The negotiations and appraisal process alone that preceded the expropriation presents problems. 

Is the Bendels’ land worth the $2.6 million LCG initially offered or the $12.2 million LCG ultimately paid? If the land is only worth $2.6 million, a value determined by an appraiser hired by LCG, then the expropriation wasted almost $10 million of our money. But if the land is actually worth $12.2 million, then LCG’s initial offer was an epic lowball. 

In the private sector you could argue that’s just normal negotiations. But this is the public sector. When the Bendels rejected that offer, rather than making a counteroffer, LCG just took their land and dared the landowners to challenge them to protect their rights. Expropriation can be a legitimate tool for governments, but it can’t be used legitimately if a government isn’t making a serious effort to ensure property owners are fairly compensated.

And even if LCG didn’t intentionally try to pay less than market value, another issue this brings up is whether it’s properly accounting for the real costs of acquiring land. If LCG built a budget for this project on the assumption that it would only cost $2.6 million to buy this land, then this $10 million overrun has to come from somewhere. Which means we either won’t have enough money to finish this project or we’ll have to appropriate even more funds to dig ponds without evidence they’ll protect anyone’s property from flooding.

This boondoggle isn’t a problem for the administration only. Both the City and Parish councils have poured millions into it while letting this whole matter slip by without demanding any accountability. They should have to answer for that. 

And these issues are potentially just the tip of the iceberg, as there are still unresolved questions about LCG’s decision to use the state’s Construction Management at Risk process rather than publicly bid this work. About LCG potentially paying way too much to move dirt. About LCG not getting proper permitting in place. About LCG deciding to embark on a drainage project of this scale without a comprehensive drainage plan in place.
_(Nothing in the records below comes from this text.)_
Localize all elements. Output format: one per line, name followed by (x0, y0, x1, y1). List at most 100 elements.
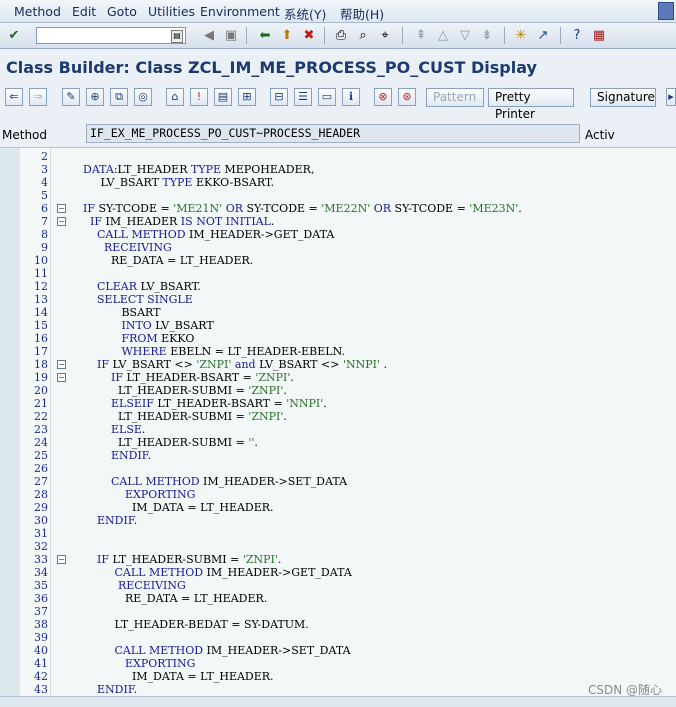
code-line[interactable]: 36 RE_DATA = LT_HEADER. (0, 592, 676, 605)
code-line[interactable]: 20 LT_HEADER-SUBMI = 'ZNPI'. (0, 384, 676, 397)
menu-help[interactable]: 帮助(H) (340, 4, 384, 23)
code-line[interactable]: 5 (0, 189, 676, 202)
menu-system[interactable]: 系统(Y) (284, 4, 326, 23)
code-text: IF IM_HEADER IS NOT INITIAL. (90, 215, 275, 228)
method-name-field[interactable]: IF_EX_ME_PROCESS_PO_CUST~PROCESS_HEADER (86, 124, 580, 143)
code-line[interactable]: 10 RE_DATA = LT_HEADER. (0, 254, 676, 267)
command-history-icon[interactable]: ▤ (171, 30, 183, 43)
menu-edit[interactable]: Edit (72, 4, 96, 19)
code-line[interactable]: 34 CALL METHOD IM_HEADER->GET_DATA (0, 566, 676, 579)
line-number: 34 (34, 566, 48, 579)
code-line[interactable]: 27 CALL METHOD IM_HEADER->SET_DATA (0, 475, 676, 488)
signature-button[interactable]: Signature (590, 88, 656, 107)
collapse-icon[interactable]: − (57, 217, 66, 226)
enter-check-icon[interactable]: ✔ (5, 26, 23, 44)
menu-environment[interactable]: Environment (200, 4, 280, 19)
code-line[interactable]: 43 ENDIF. (0, 683, 676, 696)
back-arrow-icon[interactable]: ⇐ (5, 88, 23, 106)
activate-icon[interactable]: ⌂ (166, 88, 184, 106)
where-used-icon[interactable]: ▤ (214, 88, 232, 106)
session-breakpoint-icon[interactable]: ⊛ (398, 88, 416, 106)
code-line[interactable]: 14 BSART (0, 306, 676, 319)
test-icon[interactable]: ! (190, 88, 208, 106)
code-line[interactable]: 18− IF LV_BSART <> 'ZNPI' and LV_BSART <… (0, 358, 676, 371)
code-text: CALL METHOD IM_HEADER->GET_DATA (97, 228, 335, 241)
other-object-icon[interactable]: ⧉ (110, 88, 128, 106)
code-line[interactable]: 26 (0, 462, 676, 475)
code-line[interactable]: 8 CALL METHOD IM_HEADER->GET_DATA (0, 228, 676, 241)
code-line[interactable]: 21 ELSEIF LT_HEADER-BSART = 'NNPI'. (0, 397, 676, 410)
code-line[interactable]: 23 ELSE. (0, 423, 676, 436)
code-line[interactable]: 41 EXPORTING (0, 657, 676, 670)
code-line[interactable]: 33− IF LT_HEADER-SUBMI = 'ZNPI'. (0, 553, 676, 566)
code-line[interactable]: 25 ENDIF. (0, 449, 676, 462)
info-icon[interactable]: ℹ (342, 88, 360, 106)
first-page-icon[interactable]: ⇞ (412, 26, 430, 44)
code-line[interactable]: 28 EXPORTING (0, 488, 676, 501)
command-field[interactable]: ▤ (36, 27, 186, 44)
navigation-window-icon[interactable]: ⊟ (270, 88, 288, 106)
menu-utilities[interactable]: Utilities (148, 4, 195, 19)
back-arrow-icon[interactable]: ◀ (200, 26, 218, 44)
next-page-icon[interactable]: ▽ (456, 26, 474, 44)
collapse-icon[interactable]: − (57, 360, 66, 369)
line-number: 3 (41, 163, 48, 176)
cancel-icon[interactable]: ✖ (300, 26, 318, 44)
save-icon[interactable]: ▣ (222, 26, 240, 44)
print-icon[interactable]: ⎙ (332, 26, 350, 44)
more-icon[interactable]: ▸ (666, 88, 676, 106)
code-line[interactable]: 22 LT_HEADER-SUBMI = 'ZNPI'. (0, 410, 676, 423)
pretty-printer-button[interactable]: Pretty Printer (488, 88, 574, 121)
code-editor[interactable]: 2 3 DATA:LT_HEADER TYPE MEPOHEADER, 4 LV_BS… (0, 148, 676, 696)
collapse-icon[interactable]: − (57, 555, 66, 564)
code-line[interactable]: 38 LT_HEADER-BEDAT = SY-DATUM. (0, 618, 676, 631)
collapse-icon[interactable]: − (57, 373, 66, 382)
fullscreen-icon[interactable]: ▭ (318, 88, 336, 106)
back-icon[interactable]: ⬅ (256, 26, 274, 44)
code-line[interactable]: 7− IF IM_HEADER IS NOT INITIAL. (0, 215, 676, 228)
code-line[interactable]: 30 ENDIF. (0, 514, 676, 527)
previous-page-icon[interactable]: △ (434, 26, 452, 44)
active-inactive-icon[interactable]: ⊕ (86, 88, 104, 106)
code-line[interactable]: 9 RECEIVING (0, 241, 676, 254)
method-row: Method IF_EX_ME_PROCESS_PO_CUST~PROCESS_… (0, 121, 676, 148)
code-line[interactable]: 11 (0, 267, 676, 280)
code-line[interactable]: 2 (0, 150, 676, 163)
code-line[interactable]: 32 (0, 540, 676, 553)
collapse-icon[interactable]: − (57, 204, 66, 213)
code-line[interactable]: 16 FROM EKKO (0, 332, 676, 345)
code-line[interactable]: 35 RECEIVING (0, 579, 676, 592)
code-line[interactable]: 40 CALL METHOD IM_HEADER->SET_DATA (0, 644, 676, 657)
code-line[interactable]: 3 DATA:LT_HEADER TYPE MEPOHEADER, (0, 163, 676, 176)
menu-goto[interactable]: Goto (107, 4, 137, 19)
code-line[interactable]: 42 IM_DATA = LT_HEADER. (0, 670, 676, 683)
shortcut-icon[interactable]: ↗ (534, 26, 552, 44)
menu-method[interactable]: Method (14, 4, 61, 19)
display-object-list-icon[interactable]: ☰ (294, 88, 312, 106)
forward-arrow-icon[interactable]: ⇒ (29, 88, 47, 106)
exit-icon[interactable]: ⬆ (278, 26, 296, 44)
layout-menu-icon[interactable]: ▦ (590, 26, 608, 44)
check-icon[interactable]: ◎ (134, 88, 152, 106)
code-line[interactable]: 39 (0, 631, 676, 644)
code-line[interactable]: 19− IF LT_HEADER-BSART = 'ZNPI'. (0, 371, 676, 384)
code-line[interactable]: 15 INTO LV_BSART (0, 319, 676, 332)
code-line[interactable]: 13 SELECT SINGLE (0, 293, 676, 306)
code-line[interactable]: 24 LT_HEADER-SUBMI = ''. (0, 436, 676, 449)
display-change-icon[interactable]: ✎ (62, 88, 80, 106)
find-next-icon[interactable]: ⌖ (376, 26, 394, 44)
help-icon[interactable]: ? (568, 26, 586, 44)
code-line[interactable]: 37 (0, 605, 676, 618)
code-line[interactable]: 6− IF SY-TCODE = 'ME21N' OR SY-TCODE = 'M… (0, 202, 676, 215)
code-line[interactable]: 17 WHERE EBELN = LT_HEADER-EBELN. (0, 345, 676, 358)
pattern-button[interactable]: Pattern (426, 88, 484, 107)
code-line[interactable]: 4 LV_BSART TYPE EKKO-BSART. (0, 176, 676, 189)
object-list-icon[interactable]: ⊞ (238, 88, 256, 106)
breakpoint-icon[interactable]: ⊗ (374, 88, 392, 106)
new-session-icon[interactable]: ✳ (512, 26, 530, 44)
last-page-icon[interactable]: ⇟ (478, 26, 496, 44)
find-icon[interactable]: ⌕ (354, 26, 372, 44)
code-line[interactable]: 31 (0, 527, 676, 540)
code-line[interactable]: 29 IM_DATA = LT_HEADER. (0, 501, 676, 514)
code-line[interactable]: 12 CLEAR LV_BSART. (0, 280, 676, 293)
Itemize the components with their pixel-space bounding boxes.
The list goes on — and on. 

If the administration and the City and Parish councils don’t admit they screwed up and commit themselves to assessing what went wrong, what’s preventing them from making the same mistake again — and violating more property owners’ rights while costing taxpayers many millions in legal fees and settlements? 

Drainage is an existential threat to Lafayette, but LCG’s mishandling of projects like Homewood is an existential threat to our future in and of itself.